I've slogged through a little more than half of it-and that's about 50% more than has Mr. Cheney who popped up opposite Sweeney Todd's brother, Chuck. Mr. Cheney seemed perversely proud to have not read any of it while discounting all of its claims but and even prouder of results he claims the torture accomplished though no one else seems to have been able to prove any of that.

He always struck me as someone who wasn't an especial fan of reading but a big fan of whatever it took to get information and if that included torture, oh well, so I guess I should be glad he's remained consistent. That he remains unindicted is the part that concerns me now. He, and I don't pretend to know how many others, committed crimes in my name, confident they would never be discovered and if disclosed never believed and if believed never prosecuted for the evil incarnate that they were and are.

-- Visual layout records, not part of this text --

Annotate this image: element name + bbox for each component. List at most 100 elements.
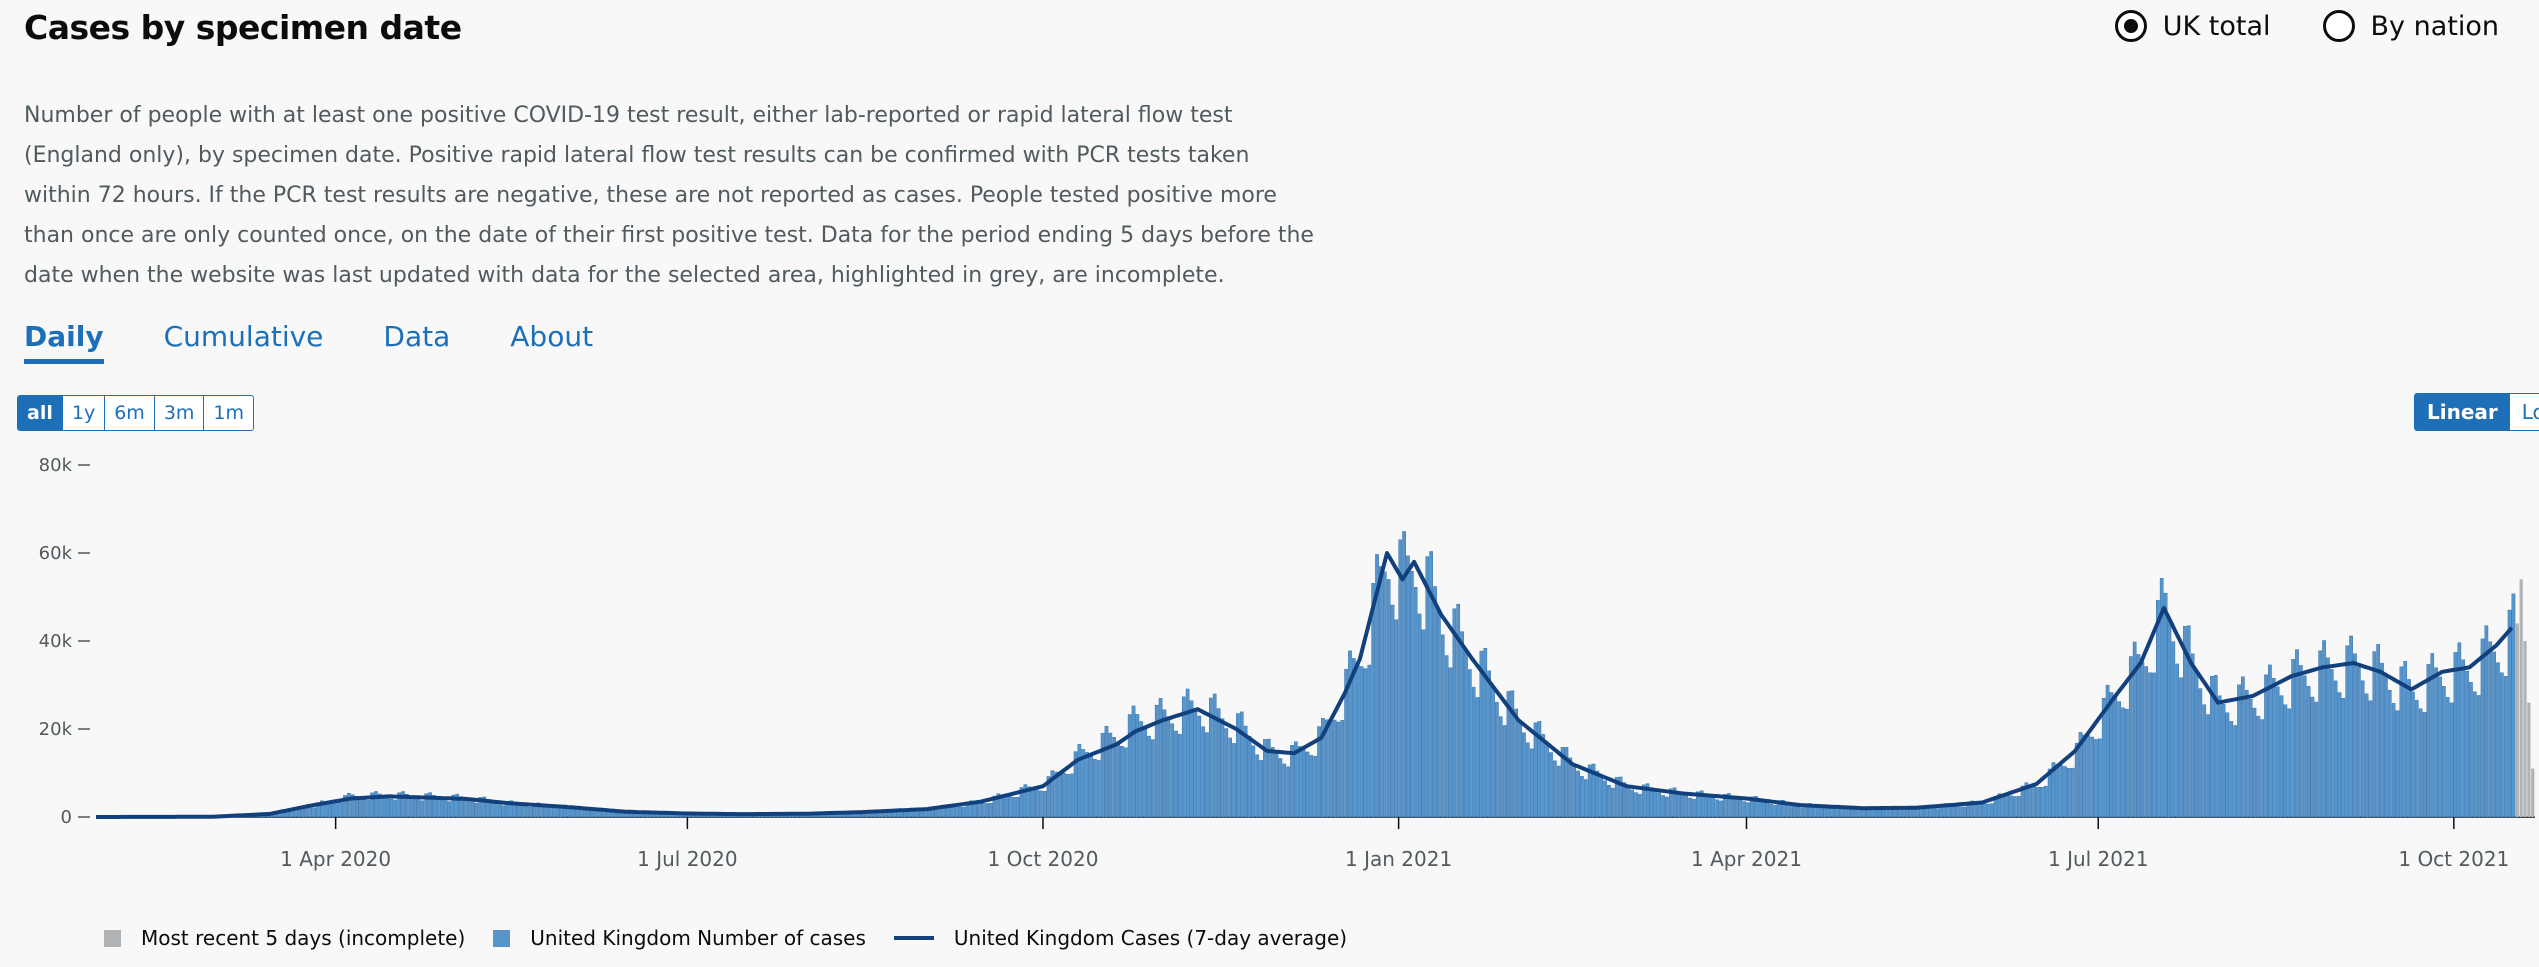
bar-daily-cases (1904, 809, 1909, 818)
bar-daily-cases (2121, 707, 2125, 818)
tab-daily[interactable]: Daily (24, 320, 104, 364)
legend-label-average: United Kingdom Cases (7-day average) (953, 926, 1348, 950)
bar-daily-cases (2438, 676, 2442, 818)
bar-daily-cases (2198, 688, 2203, 818)
bar-daily-cases (2356, 667, 2361, 818)
radio-by-nation[interactable]: By nation (2322, 10, 2499, 42)
bar-daily-cases (1475, 697, 1480, 818)
bar-daily-cases (1641, 784, 1646, 818)
bar-daily-cases (1591, 763, 1596, 818)
bar-daily-cases (2387, 690, 2392, 818)
bar-daily-cases (1738, 799, 1743, 818)
bar-daily-cases (2496, 662, 2500, 818)
bar-daily-cases (435, 796, 440, 818)
bar-daily-cases (1800, 807, 1805, 818)
radio-by-nation-label: By nation (2370, 10, 2499, 42)
bar-daily-cases (1089, 755, 1093, 818)
bar-daily-cases (2047, 768, 2052, 818)
bar-daily-cases (1073, 751, 1078, 818)
y-tick-label: 40k (39, 631, 73, 652)
bar-daily-cases (1908, 809, 1913, 818)
bar-daily-cases (1583, 779, 1588, 818)
bar-daily-cases (1181, 696, 1186, 818)
bar-daily-cases (1850, 809, 1855, 818)
bar-daily-cases (1263, 739, 1267, 818)
radio-uk-total[interactable]: UK total (2114, 10, 2271, 42)
bar-daily-cases (2287, 708, 2292, 818)
range-3m-button[interactable]: 3m (155, 396, 205, 430)
bar-daily-cases (1467, 669, 1472, 818)
bar-daily-cases (1050, 770, 1055, 818)
bar-daily-cases (443, 800, 448, 818)
legend-item-average: United Kingdom Cases (7-day average) (893, 926, 1348, 950)
bar-daily-cases (381, 795, 386, 818)
range-1m-button[interactable]: 1m (213, 402, 245, 424)
bar-daily-cases (1151, 739, 1155, 818)
bar-daily-cases (1398, 539, 1403, 818)
tab-data[interactable]: Data (383, 320, 451, 353)
bar-daily-cases (1402, 531, 1406, 818)
bar-daily-cases (1471, 686, 1476, 818)
bar-daily-cases (1352, 658, 1356, 818)
range-1y-button[interactable]: 1y (63, 396, 106, 430)
bar-daily-cases (2213, 675, 2218, 818)
bar-daily-cases (2360, 680, 2365, 818)
bar-daily-cases (1382, 571, 1387, 818)
bar-daily-cases (1645, 783, 1650, 818)
tab-cumulative[interactable]: Cumulative (163, 320, 324, 353)
bar-daily-cases (1429, 551, 1433, 818)
bar-daily-cases (2445, 697, 2450, 818)
bar-daily-cases (1278, 758, 1283, 818)
bar-daily-cases (1004, 795, 1008, 818)
bar-daily-cases (2279, 695, 2284, 818)
bar-daily-cases (2275, 686, 2280, 818)
bar-daily-cases (497, 804, 502, 818)
bar-daily-cases (374, 791, 378, 818)
scale-linear-button[interactable]: Linear (2415, 394, 2510, 430)
bar-daily-cases (2009, 795, 2013, 818)
bar-daily-cases (2051, 762, 2056, 818)
bar-daily-cases (2322, 640, 2326, 818)
bar-daily-cases (1317, 726, 1321, 818)
bar-daily-cases (385, 797, 390, 818)
bar-daily-cases (501, 805, 506, 818)
range-6m-button[interactable]: 6m (105, 396, 155, 430)
bar-daily-cases (2306, 686, 2311, 818)
bar-daily-cases (2152, 672, 2156, 818)
bar-daily-cases (1634, 792, 1638, 818)
bar-daily-cases (1444, 655, 1449, 818)
line-seven-day-average (96, 551, 2514, 819)
bar-daily-cases (1375, 554, 1379, 818)
bar-daily-cases (2024, 782, 2029, 818)
bar-daily-cases (2295, 649, 2299, 818)
bar-daily-cases (520, 805, 525, 818)
bar-daily-cases (1065, 774, 1070, 818)
bar-daily-cases (393, 799, 398, 818)
bar-daily-cases (1386, 579, 1391, 818)
tab-about[interactable]: About (510, 320, 594, 353)
bar-daily-cases (1313, 756, 1318, 818)
bar-daily-cases (1147, 735, 1151, 818)
bar-daily-cases (2480, 638, 2485, 818)
bar-daily-cases (2488, 641, 2493, 818)
bar-daily-cases (1236, 713, 1240, 818)
bar-daily-cases (1989, 803, 1994, 818)
bar-daily-cases (2229, 721, 2234, 818)
bar-daily-cases (1746, 802, 1750, 818)
bar-daily-cases (304, 807, 309, 818)
range-all-button[interactable]: all (18, 396, 63, 430)
bar-daily-cases (2268, 664, 2272, 818)
bar-daily-cases (1162, 709, 1167, 818)
bar-daily-cases (1495, 701, 1499, 818)
bar-daily-cases (2082, 734, 2087, 818)
bar-daily-cases (1127, 714, 1132, 818)
scale-log-button[interactable]: Log (2521, 400, 2539, 424)
bar-daily-cases (1413, 587, 1418, 818)
bar-daily-cases (2399, 666, 2404, 818)
bar-daily-cases (961, 806, 966, 818)
bar-daily-cases (474, 802, 479, 818)
bar-daily-cases (493, 802, 498, 818)
bar-daily-cases (2225, 712, 2230, 818)
bar-incomplete-cases (2515, 623, 2519, 817)
bar-daily-cases (2333, 680, 2338, 818)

You should read this Mr. Cheney-and in light of the ass that I believe you to be, consider it a form of rectal rehydration while you wait for the International Court at The Hague to process and serve you. Actions have consequences, sir. We are what we do and what we allow to be done in our name. Not in mine. Never.
-bill kenny

Sunday, December 14, 2014

The Echoes of Laughter Have Faded

As an oldest child I spend a lot of time fretting over what is and what could have been, often failing badly to see my role and responsibility in moving from the former to the latter.

Today is an anniversary of sorts for something so many of us couldn't grasp when when it happened, and, I confess, I still didn't "get" any better when we observed its first anniversary. Today, two years on, I don't think we're any closer to understanding except now we have numbers to argue about as well.

I'm not any smarter today than I was a year ago except to realize that I'm not any smarter. and am no closer to understanding now than I was then. Here's the words I offered a year ago-they remain as inadequate as they were at the time.

I cannot imagine how long this day is for a parent who suffered the loss of a child, a husband of a wife, a son or daughter of a parent, but I do know that today in Newtown, Connecticut, every one trying to heal will hurt again.

Everywhere we turn today will be accounts recounting everything that everyone will ever know about an unthinkable tragedy that happened one year ago today but
there is one thing we with all of our research and analysis will never know.

For a small town whose residents will always have broken hearts that can never heal today is just the next day in the unending tragedy that will only end when all memory of what happened has gone. And that will never happen.

Even if you have a problem with God, or in my case S/He with me, maybe a truce is in order so that you can remember the twenty-six angels who entered heaven a year ago today.